The aesthetic touch is perhaps some of my favorite aspects of McCary’s film, as the television show within this movie feels like a callback to 80’s public access productions where the minimal money reaped the bigger monetary reward. Because so much of ‘Brigsby Bear’ feels cheap in design, it caters to the spandex generation of children who grew up knowing and loving shows with this kind of terribly under-utilized effects and dated synth-pop musical score to boost. The Lonely Island are known for this kind of thing, but while we as an audience might giggle from time-to-time, wondering what the appeal is to it, the film very much envelopes itself into every character that it comes into contact with, framing Brigsby as an irresistible hero just waiting to be believed in by all who take on his VHS challenge.

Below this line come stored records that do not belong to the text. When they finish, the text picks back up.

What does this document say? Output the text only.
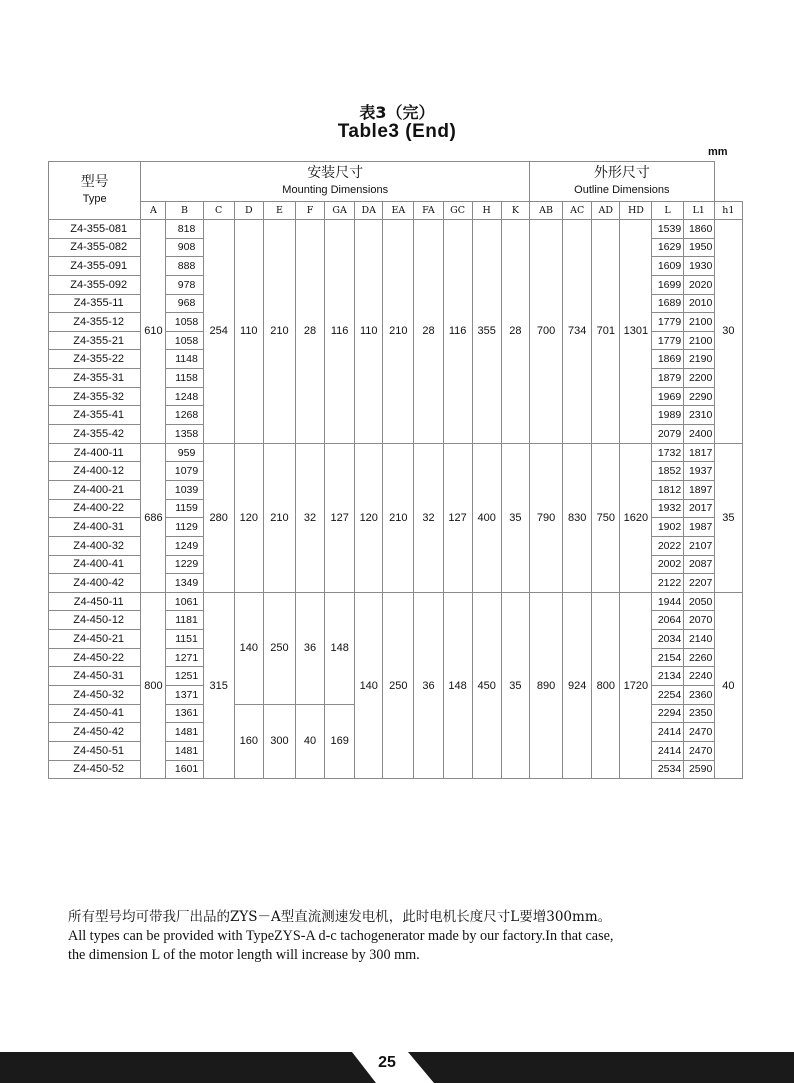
表3（完）
Table3 (End)
mm
型号
Type	安装尺寸
Mounting Dimensions													外形尺寸
Outline Dimensions						
	A	B	C	D	E	F	GA	DA	EA	FA	GC	H	K	AB	AC	AD	HD	L	L1	h1
Z4-355-081	610	818	254	110	210	28	116	110	210	28	116	355	28	700	734	701	1301	1539	1860	30
Z4-355-082		908																1629	1950	
Z4-355-091		888																1609	1930	
Z4-355-092		978																1699	2020	
Z4-355-11		968																1689	2010	
Z4-355-12		1058																1779	2100	
Z4-355-21		1058																1779	2100	
Z4-355-22		1148																1869	2190	
Z4-355-31		1158																1879	2200	
Z4-355-32		1248																1969	2290	
Z4-355-41		1268																1989	2310	
Z4-355-42		1358																2079	2400	
Z4-400-11	686	959	280	120	210	32	127	120	210	32	127	400	35	790	830	750	1620	1732	1817	35
Z4-400-12		1079																1852	1937	
Z4-400-21		1039																1812	1897	
Z4-400-22		1159																1932	2017	
Z4-400-31		1129																1902	1987	
Z4-400-32		1249																2022	2107	
Z4-400-41		1229																2002	2087	
Z4-400-42		1349																2122	2207	
Z4-450-11	800	1061	315	140	250	36	148	140	250	36	148	450	35	890	924	800	1720	1944	2050	40
Z4-450-12		1181																2064	2070	
Z4-450-21		1151																2034	2140	
Z4-450-22		1271																2154	2260	
Z4-450-31		1251																2134	2240	
Z4-450-32		1371																2254	2360	
Z4-450-41		1361		160	300	40	169											2294	2350	
Z4-450-42		1481																2414	2470	
Z4-450-51		1481																2414	2470	
Z4-450-52		1601																2534	2590	
所有型号均可带我厂出品的ZYS－A型直流测速发电机，此时电机长度尺寸L要增300mm。
All types can be provided with TypeZYS-A d-c tachogenerator made by our factory.In that case,
the dimension L of the motor length will increase by 300 mm.
25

Kyle Mooney can rest assured that his performance as James will be the memorable role for him that turned the tide in his once one-dimensional career into A remarkable transformation as an acting darling. In James, we embrace a delivery from Mooney that is soft and gentle like a child, but rebellious and crass in the defiance of an expanding teen. With a lesser actor, this would come across as A condescending lead, playing more into a gimmick rather than an immersing, but Mooney’s shy and bashful delivery prove that he is the right man for the job, being not fully aware of the terrible things that have transpired in his early career. This makes him A character who is easy to get behind and embrace because we never like to see bad things happen to children, A thought that is ludicrous considering Mooney is 32 years old, but it’s A testament to how committed he embraced this cryptic adolescent. Handing in supporting turns are Clare Danes , Mark Hamill, Greg Kinnear, and Matt Walsh, A usual one line cameo artist who finally gets A major helping in this script. Everyone plays a pivotal role in James life, but it’s great to see so many memorable faces committing to something off-screen as different for A supposed comedy like this.

THE VERDICT – Make no mistakes about it, this bear isn’t soft or cuddly, it’s an earnestly eye-opening look at the dangers of addiction that never needs drugs or alcohol to roar with other cautionary tales. Mooney’s performance is right on cue, balancing the sentimental with the synthetic, and McCary takes a huge leap in the director’s race in only his first feature film. The lack of comedy might alienate some of its audience, but if you stay patient, this unusually poignant melancholic plot will steal your heart and your respect. Everything you want with nothing you are expecting. The less you know going in, the better.